Dear Leonid Ilyich, seventy-five, was neither feared nor loved. In the last of his almost twenty years ruling the 270-million-person socialist empire, he was a decrepit pill-popper who washed his sedatives down with zubrovka, a vodka flavored with buffalo grass. He’d survived strokes, a clinical death, and a jaw cancer that made mush out of his five-hour-long speeches. He still gave them—often. His rezhim clanked along, just as sclerotic as he, resuscitated somewhat by hard currency from soaring oil and gas prices.
This domino player had a nice life for himself. His cartoonish extravagance held a perfect mirror to the kitsch materialist epoch he led. Brezhnev adored foreign cars and bespoke jackets of capitalist denim. Right before dying he indulged in his favorite sport, killing boar at the Zavidovo hunting estate, where choice prey were brought in from all over the USSR and fattened on fish and oranges. The Politburo hunting party fattened itself on caviar straight out of sturgeons, steaming crayfish soup, and spit-roasted boar au plein air. It was an age of crony banquets and hyperelite food allocations, and Dear Leonid Ilyich was the empire’s first epicure, with a habit of sending culinary souvenirs—a pheasant, a rabbit, a bloody hunk of bear—to favored friends. By many accounts he was a harmless, fun-loving man. Too bad about the Prague Spring, the torture of dissidents in psychiatric wards, the war in Afghanistan.

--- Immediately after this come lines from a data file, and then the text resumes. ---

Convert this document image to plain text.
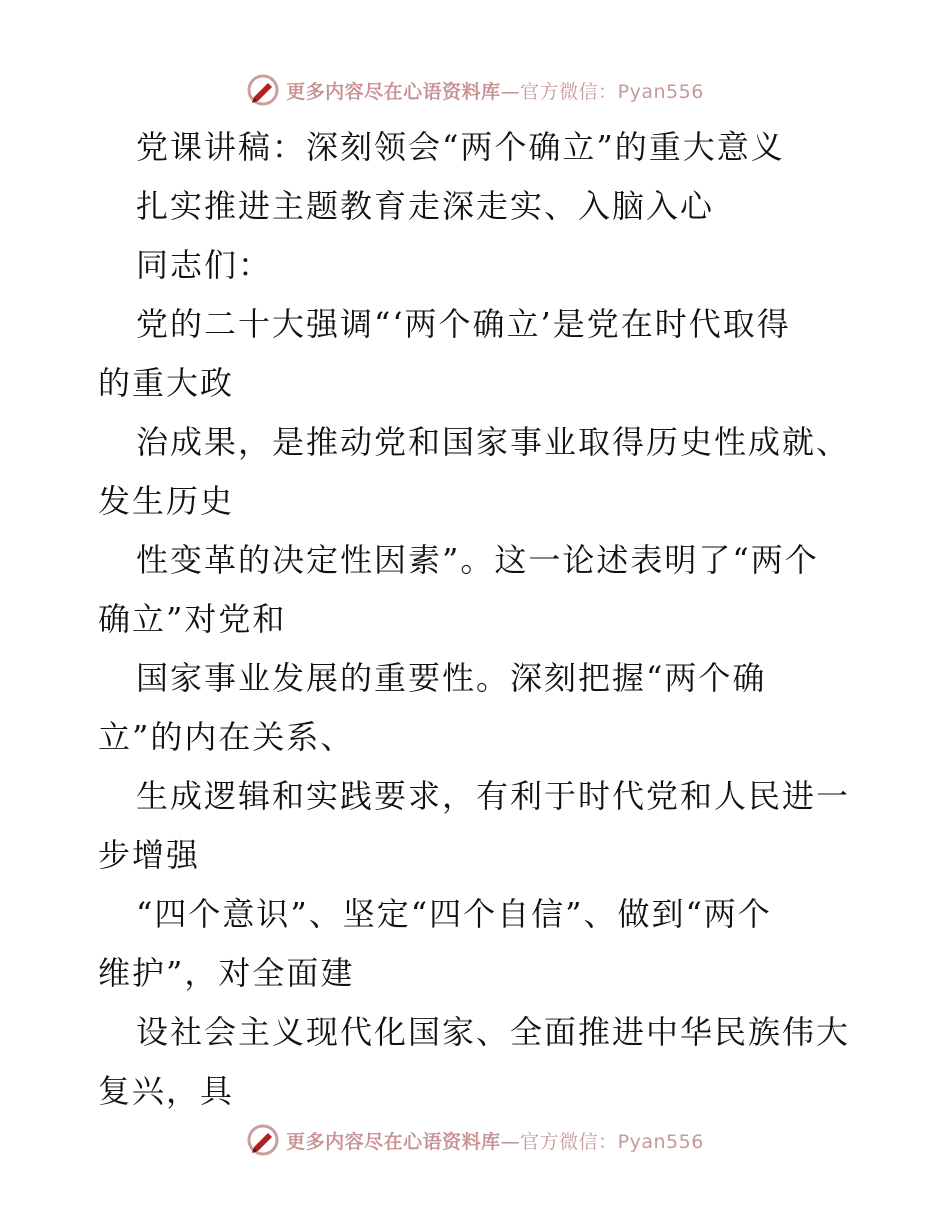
更多内容尽在心语资料库—官方微信：Pyan556
党课讲稿：深刻领会“两个确立”的重大意义
扎实推进主题教育走深走实、入脑入心
同志们：
党的二十大强调“‘两个确立’是党在时代取得
的重大政
治成果，是推动党和国家事业取得历史性成就、
发生历史
性变革的决定性因素”。这一论述表明了“两个
确立”对党和
国家事业发展的重要性。深刻把握“两个确
立”的内在关系、
生成逻辑和实践要求，有利于时代党和人民进一
步增强
“四个意识”、坚定“四个自信”、做到“两个
维护”，对全面建
设社会主义现代化国家、全面推进中华民族伟大
复兴，具
更多内容尽在心语资料库—官方微信：Pyan556
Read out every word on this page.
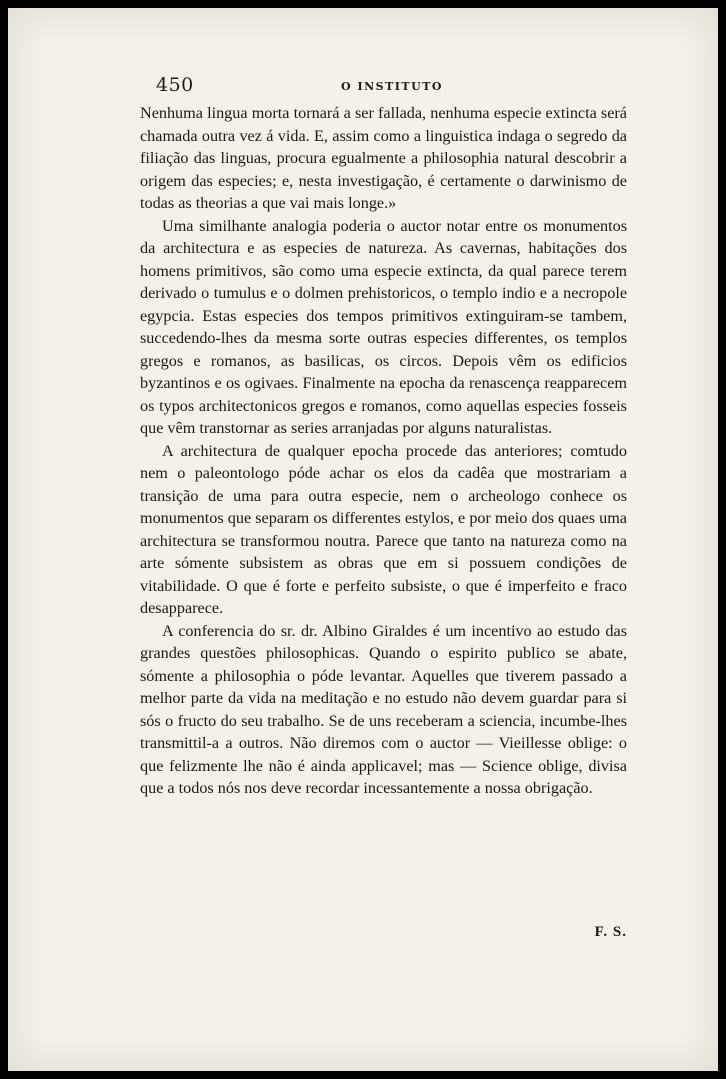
450	O INSTITUTO

Nenhuma lingua morta tornará a ser fallada, nenhuma especie extincta será chamada outra vez á vida. E, assim como a linguistica indaga o segredo da filiação das linguas, procura egualmente a philosophia natural descobrir a origem das especies; e, nesta investigação, é certamente o darwinismo de todas as theorias a que vai mais longe.»

Uma similhante analogia poderia o auctor notar entre os monumentos da architectura e as especies de natureza. As cavernas, habitações dos homens primitivos, são como uma especie extincta, da qual parece terem derivado o tumulus e o dolmen prehistoricos, o templo indio e a necropole egypcia. Estas especies dos tempos primitivos extinguiram-se tambem, succedendo-lhes da mesma sorte outras especies differentes, os templos gregos e romanos, as basilicas, os circos. Depois vêm os edificios byzantinos e os ogivaes. Finalmente na epocha da renascença reapparecem os typos architectonicos gregos e romanos, como aquellas especies fosseis que vêm transtornar as series arranjadas por alguns naturalistas.

A architectura de qualquer epocha procede das anteriores; comtudo nem o paleontologo póde achar os elos da cadêa que mostrariam a transição de uma para outra especie, nem o archeologo conhece os monumentos que separam os differentes estylos, e por meio dos quaes uma architectura se transformou noutra. Parece que tanto na natureza como na arte sómente subsistem as obras que em si possuem condições de vitabilidade. O que é forte e perfeito subsiste, o que é imperfeito e fraco desapparece.

A conferencia do sr. dr. Albino Giraldes é um incentivo ao estudo das grandes questões philosophicas. Quando o espirito publico se abate, sómente a philosophia o póde levantar. Aquelles que tiverem passado a melhor parte da vida na meditação e no estudo não devem guardar para si sós o fructo do seu trabalho. Se de uns receberam a sciencia, incumbe-lhes transmittil-a a outros. Não diremos com o auctor — Vieillesse oblige: o que felizmente lhe não é ainda applicavel; mas — Science oblige, divisa que a todos nós nos deve recordar incessantemente a nossa obrigação.

F. S.
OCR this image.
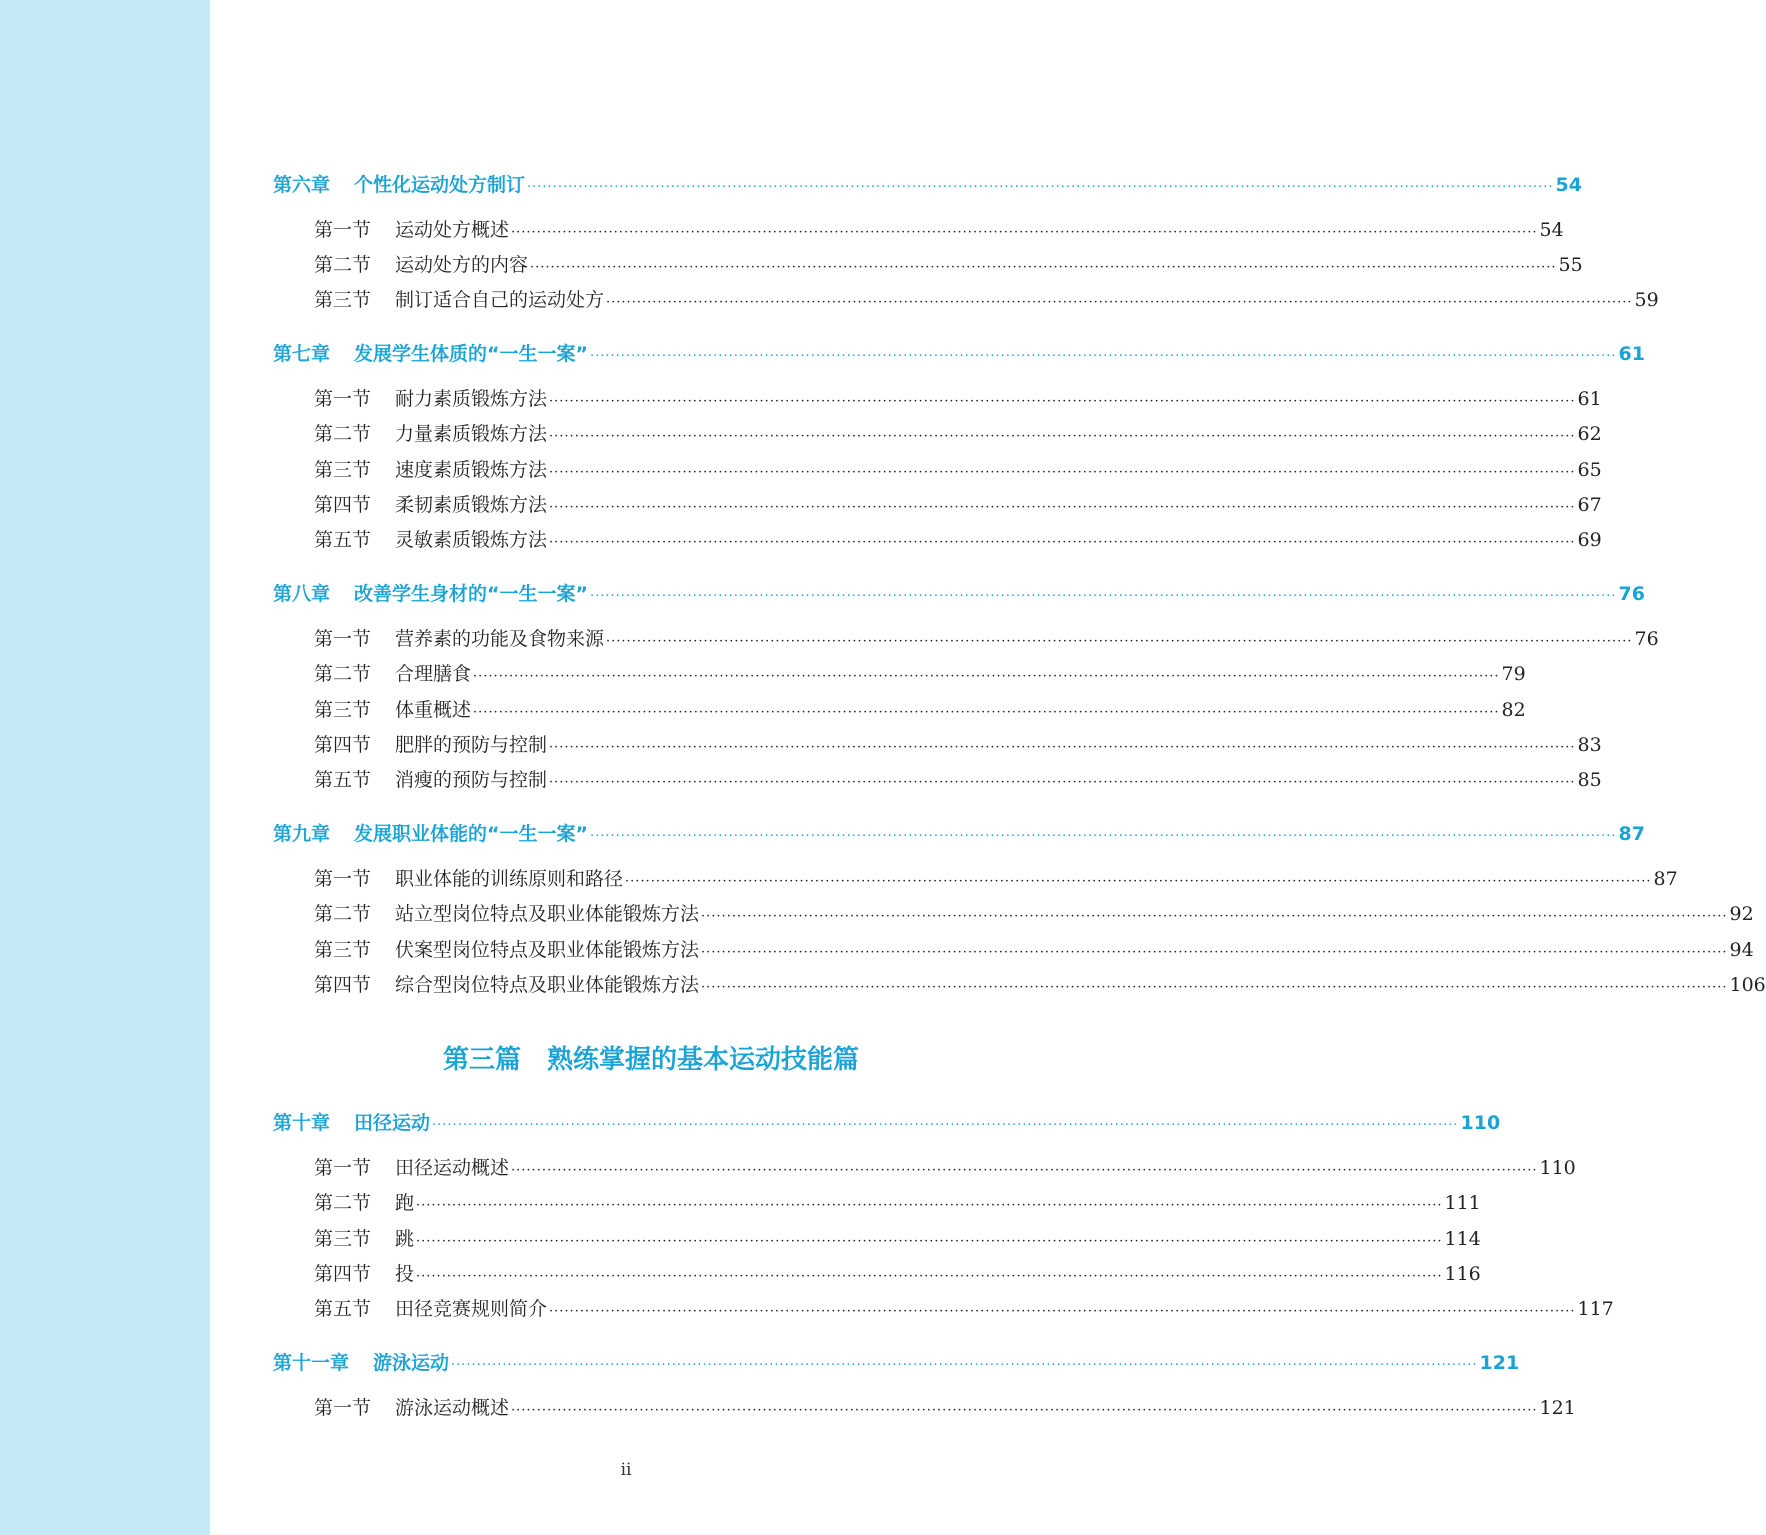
第六章 个性化运动处方制订 ········································································································································································································ 54
第一节 运动处方概述 ········································································································································································································ 54
第二节 运动处方的内容 ········································································································································································································ 55
第三节 制订适合自己的运动处方 ········································································································································································································ 59
第七章 发展学生体质的“一生一案” ········································································································································································································ 61
第一节 耐力素质锻炼方法 ········································································································································································································ 61
第二节 力量素质锻炼方法 ········································································································································································································ 62
第三节 速度素质锻炼方法 ········································································································································································································ 65
第四节 柔韧素质锻炼方法 ········································································································································································································ 67
第五节 灵敏素质锻炼方法 ········································································································································································································ 69
第八章 改善学生身材的“一生一案” ········································································································································································································ 76
第一节 营养素的功能及食物来源 ········································································································································································································ 76
第二节 合理膳食 ········································································································································································································ 79
第三节 体重概述 ········································································································································································································ 82
第四节 肥胖的预防与控制 ········································································································································································································ 83
第五节 消瘦的预防与控制 ········································································································································································································ 85
第九章 发展职业体能的“一生一案” ········································································································································································································ 87
第一节 职业体能的训练原则和路径 ········································································································································································································ 87
第二节 站立型岗位特点及职业体能锻炼方法 ········································································································································································································ 92
第三节 伏案型岗位特点及职业体能锻炼方法 ········································································································································································································ 94
第四节 综合型岗位特点及职业体能锻炼方法 ········································································································································································································ 106
第三篇 熟练掌握的基本运动技能篇
第十章 田径运动 ········································································································································································································ 110
第一节 田径运动概述 ········································································································································································································ 110
第二节 跑 ········································································································································································································ 111
第三节 跳 ········································································································································································································ 114
第四节 投 ········································································································································································································ 116
第五节 田径竞赛规则简介 ········································································································································································································ 117
第十一章 游泳运动 ········································································································································································································ 121
第一节 游泳运动概述 ········································································································································································································ 121
ii
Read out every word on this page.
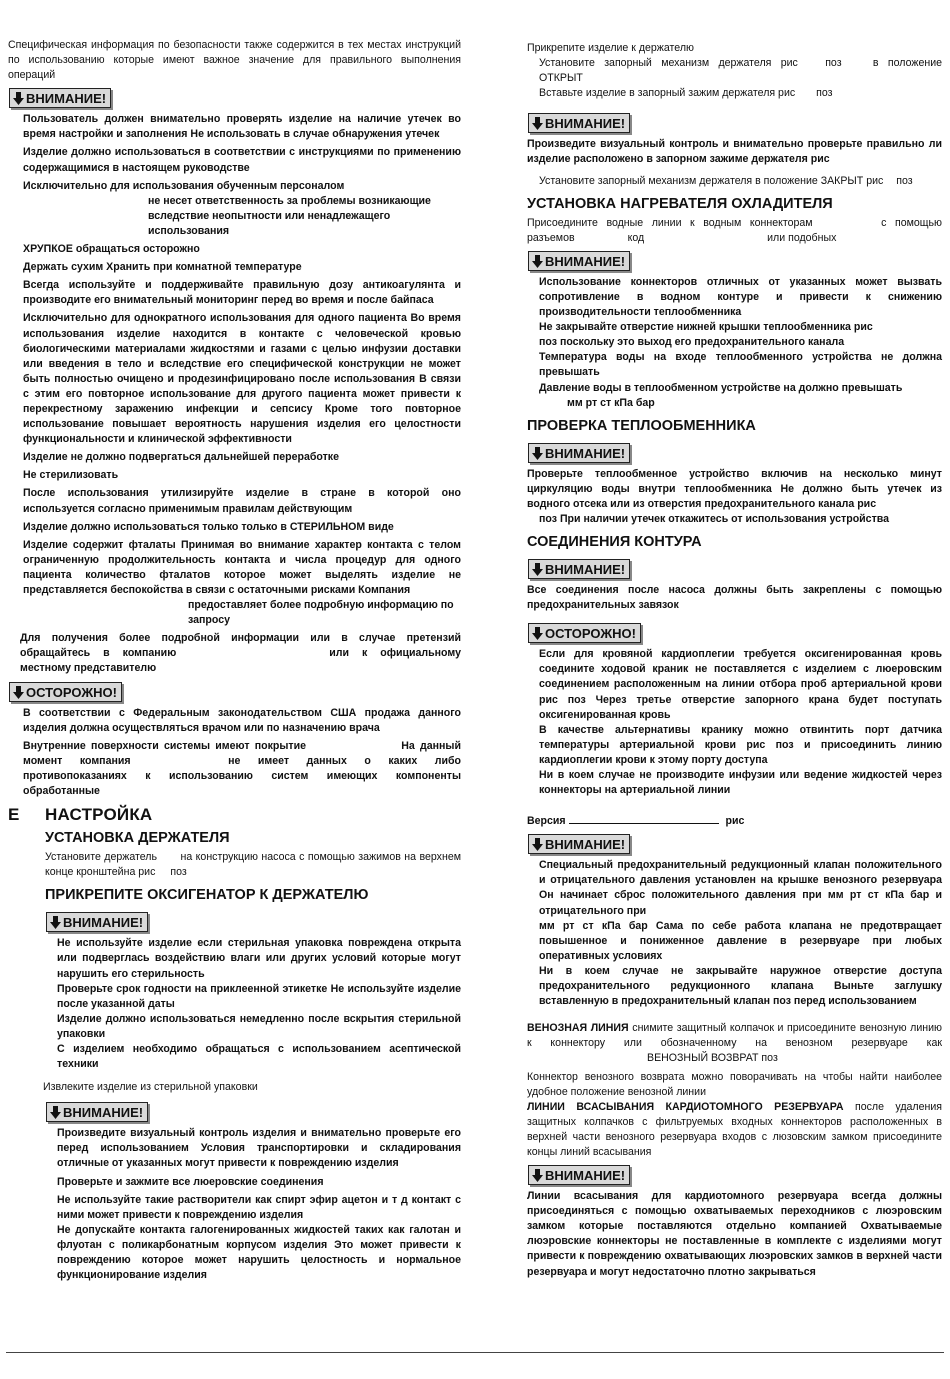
Специфическая информация по безопасности также содержится в тех местах инструкций по использованию которые имеют важное значение для правильного выполнения операций

ВНИМАНИЕ!

Пользователь должен внимательно проверять изделие на наличие утечек во время настройки и заполнения Не использовать в случае обнаружения утечек

Изделие должно использоваться в соответствии с инструкциями по применению содержащимися в настоящем руководстве

Исключительно для использования обученным персоналом

не несет ответственность за проблемы возникающие вследствие неопытности или ненадлежащего использования

ХРУПКОЕ обращаться осторожно

Держать сухим Хранить при комнатной температуре

Всегда используйте и поддерживайте правильную дозу антикоагулянта и производите его внимательный мониторинг перед во время и после байпаса

Исключительно для однократного использования для одного пациента Во время использования изделие находится в контакте с человеческой кровью биологическими материалами жидкостями и газами с целью инфузии доставки или введения в тело и вследствие его специфической конструкции не может быть полностью очищено и продезинфицировано после использования В связи с этим его повторное использование для другого пациента может привести к перекрестному заражению инфекции и сепсису Кроме того повторное использование повышает вероятность нарушения изделия его целостности функциональности и клинической эффективности

Изделие не должно подвергаться дальнейшей переработке

Не стерилизовать

После использования утилизируйте изделие в стране в которой оно используется согласно применимым правилам действующим

Изделие должно использоваться только только в СТЕРИЛЬНОМ виде

Изделие содержит фталаты Принимая во внимание характер контакта с телом ограниченную продолжительность контакта и числа процедур для одного пациента количество фталатов которое может выделять изделие не представляется беспокойства в связи с остаточными рисками Компания

предоставляет более подробную информацию по запросу

Для получения более подробной информации или в случае претензий обращайтесь в компанию	или к официальному местному представителю

ОСТОРОЖНО!

В соответствии с Федеральным законодательством США продажа данного изделия должна осуществляться врачом или по назначению врача

Внутренние поверхности системы имеют покрытие	На данный момент компания	не имеет данных о каких либо противопоказаниях к использованию систем имеющих компоненты обработанные

E	НАСТРОЙКА
УСТАНОВКА ДЕРЖАТЕЛЯ

Установите держатель на конструкцию насоса с помощью зажимов на верхнем конце кронштейна рис поз

ПРИКРЕПИТЕ ОКСИГЕНАТОР К ДЕРЖАТЕЛЮ
ВНИМАНИЕ!

Не используйте изделие если стерильная упаковка повреждена открыта или подверглась воздействию влаги или других условий которые могут нарушить его стерильность

Проверьте срок годности на приклеенной этикетке Не используйте изделие после указанной даты

Изделие должно использоваться немедленно после вскрытия стерильной упаковки

С изделием необходимо обращаться с использованием асептической техники

Извлеките изделие из стерильной упаковки

ВНИМАНИЕ!

Произведите визуальный контроль изделия и внимательно проверьте его перед использованием Условия транспортировки и складирования отличные от указанных могут привести к повреждению изделия

Проверьте и зажмите все люеровские соединения

Не используйте такие растворители как спирт эфир ацетон и т д контакт с ними может привести к повреждению изделия

Не допускайте контакта галогенированных жидкостей таких как галотан и флуотан с поликарбонатным корпусом изделия Это может привести к повреждению которое может нарушить целостность и нормальное функционирование изделия

Прикрепите изделие к держателю

Установите запорный механизм держателя рис	поз	в положение ОТКРЫТ

Вставьте изделие в запорный зажим держателя рис поз

ВНИМАНИЕ!

Произведите визуальный контроль и внимательно проверьте правильно ли изделие расположено в запорном зажиме держателя рис

Установите запорный механизм держателя в положение ЗАКРЫТ рис поз

УСТАНОВКА НАГРЕВАТЕЛЯ ОХЛАДИТЕЛЯ

Присоедините водные линии к водным коннекторам	с помощью разъемов	код	или подобных

ВНИМАНИЕ!

Использование коннекторов отличных от указанных может вызвать сопротивление в водном контуре и привести к снижению производительности теплообменника

Не закрывайте отверстие нижней крышки теплообменника рис

поз поскольку это выход его предохранительного канала

Температура воды на входе теплообменного устройства не должна превышать

Давление воды в теплообменном устройстве на должно превышать

мм рт ст кПа бар

ПРОВЕРКА ТЕПЛООБМЕННИКА
ВНИМАНИЕ!

Проверьте теплообменное устройство включив на несколько минут циркуляцию воды внутри теплообменника Не должно быть утечек из водного отсека или из отверстия предохранительного канала рис

поз При наличии утечек откажитесь от использования устройства

СОЕДИНЕНИЯ КОНТУРА
ВНИМАНИЕ!

Все соединения после насоса должны быть закреплены с помощью предохранительных завязок

ОСТОРОЖНО!

Если для кровяной кардиоплегии требуется оксигенированная кровь соедините ходовой краник не поставляется с изделием с люеровским соединением расположенным на линии отбора проб артериальной крови рис поз Через третье отверстие запорного крана будет поступать оксигенированная кровь

В качестве альтернативы кранику можно отвинтить порт датчика температуры артериальной крови рис поз и присоединить линию кардиоплегии крови к этому порту доступа

Ни в коем случае не производите инфузии или ведение жидкостей через коннекторы на артериальной линии

Версия	рис

ВНИМАНИЕ!

Специальный предохранительный редукционный клапан положительного и отрицательного давления установлен на крышке венозного резервуара Он начинает сброс положительного давления при мм рт ст кПа бар и отрицательного при

мм рт ст кПа бар Сама по себе работа клапана не предотвращает повышенное и пониженное давление в резервуаре при любых оперативных условиях

Ни в коем случае не закрывайте наружное отверстие доступа предохранительного редукционного клапана Выньте заглушку вставленную в предохранительный клапан поз перед использованием

ВЕНОЗНАЯ ЛИНИЯ снимите защитный колпачок и присоедините венозную линию к коннектору или обозначенному на венозном резервуаре как ВЕНОЗНЫЙ ВОЗВРАТ поз

Коннектор венозного возврата можно поворачивать на чтобы найти наиболее удобное положение венозной линии

ЛИНИИ ВСАСЫВАНИЯ КАРДИОТОМНОГО РЕЗЕРВУАРА после удаления защитных колпачков с фильтруемых входных коннекторов расположенных в верхней части венозного резервуара входов с люзовским замком присоедините концы линий всасывания

ВНИМАНИЕ!

Линии всасывания для кардиотомного резервуара всегда должны присоединяться с помощью охватываемых переходников с люэровским замком которые поставляются отдельно компанией Охватываемые люэровские коннекторы не поставленные в комплекте с изделиями могут привести к повреждению охватывающих люэровских замков в верхней части резервуара и могут недостаточно плотно закрываться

Above all Brezhnev loved baubles—which presented a peculiar funeral problem. Protocol required each medal to be borne behind the casket on its own velvet cushion. But Dear Leonid Ilyich had amassed more then two hundred awards, including a Lenin Prize for Literature for a fabricated ghostwritten autobiography. Even with several medals per cushion, the award-bearing cortège consisted of forty-four men.
Mom and I during all this sat glued to our TV in New York. But any wild flicker of hope from the gadalka Terri’s prediction died when they announced the successor.
Yuri Andropov, the ex-KGB chief, a hunter of dissidents, was definitely not a nice man.
But though his heart was hard, Andropov’s kidneys barely functioned. Thirteen months later men in shiny mink hats once again followed a coffin out of the mint-green and white Hall of Columns to the tune of Chopin’s funeral march.
Andropov’s successor’s health was summed up by another joke: “Without regaining consciousness, Comrade Konstantin Chernenko assumed the post of general secretary.” He lasted just over three hundred days.
“Dear Comrades,” went a mock news announcement, “don’t laugh, but once again with great sorrow we inform you…”
In March 1985 a barely known agricultural secretary who had been Andropov’s protégé became the Soviet Union’s newest leader. Mikhail Sergeevich Gorbachev was only fifty-four, vigorous, with functioning organs, a law degree from Moscow State University, a thick southern Russian accent, a pushy wife, and an emphatic manner that instantly seduced the Western media. Initially Russians didn’t joke too much about the South America–shaped blotch on his bald scalp. The venom came later. Gorbachev was the sixth—and last—general secretary of the country known as the USSR.